Today’s airline environment feels about the same as it did in 1986. Structural change. Consolidation talk. And many people attempting to convince themselves that the Band-Aid approach to labor costs will only need to last through one cycle before they can get it all back.

This time, however, it is not so simple. For one thing, foreign airlines now play a far greater role in the important “domestic markets” that span the globe. Events like the Air France – KLM merger will dictate commercial strategies. Strategic models like the one LAN is implementing are sure to have made a lasting impact on commercial airline development when we look back in 2028. The two great unknowns are how Asia will develop and what will transpire in the nations comprising the United Arab Emirates. This region will certainly force change across the globe over the long term and will surely cause the European market to look in the mirror in the relatively near term.

Twenty-one years ago, we didn’t have the same rules of engagement or recent history as our guide - as there was none. In a changing marketplace, it took a proactive approach to make a flailing/fledgling carrier live to see another day and “create value” for a new platform when leveraged across a much bigger network.

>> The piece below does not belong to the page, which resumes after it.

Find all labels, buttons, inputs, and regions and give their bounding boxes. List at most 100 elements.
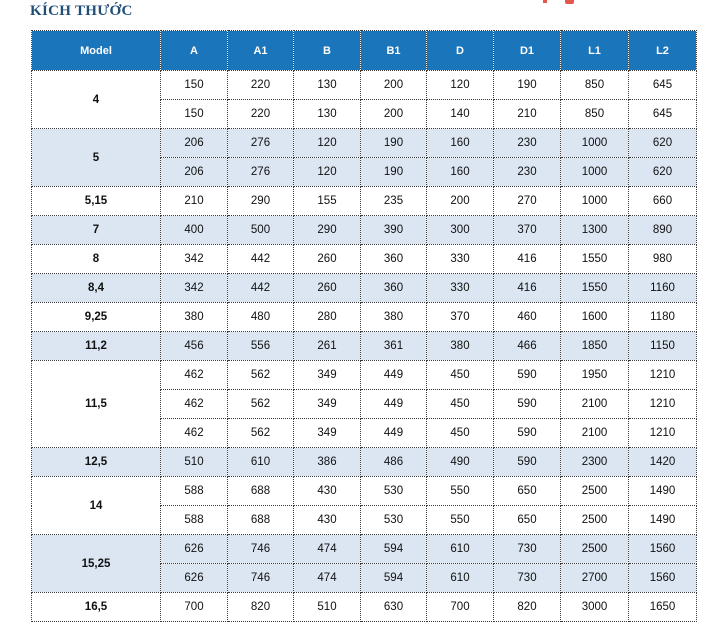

UAL CEO Glenn Tilton, one of the most maligned CEOs in the US industry, began talking about the changes necessary for the industry and his carrier to survive soon after United emerged from bankruptcy. As can be expected, a lot of people took shots at the messenger, as they did at US Airways' Doug Parker who echoed Tilton’s warnings. But these chief executives now have company in the form of nearly every CEO at the major US network legacy carriers in discussing consolidation in their third quarter conference calls.

It’s time we accept the fact that this is a time of opportunity for both management and labor. Just as it was during immediate period following deregulation of the US domestic airline industry, the dinosaurs face continued, significant change or extinction. The old ways are certain to face additional challenges from the new, with youthful competition making inroads into our respective markets and new competition from airlines emerging from previously unknown dots on the world map.

The Pentultimate Question

In his Tokyo speech, Tilton asks the following question: “As globalization gives rise to new economic powers within the developing world, the real question for all of us operating in mature economies today is this: will the legacy systems that contributed to the success in developed nations in the 20th Century be an asset or an impediment to growth in the 21st Century”?

He goes on: “The airline industry is a perfect platform from which to focus this discussion, because it is subject to virtually every imaginable challenge -- every human challenge, industrial challenge, financial, regulatory, and security challenge -- throughout the global economy. And then, of course, we also contend with the weather”.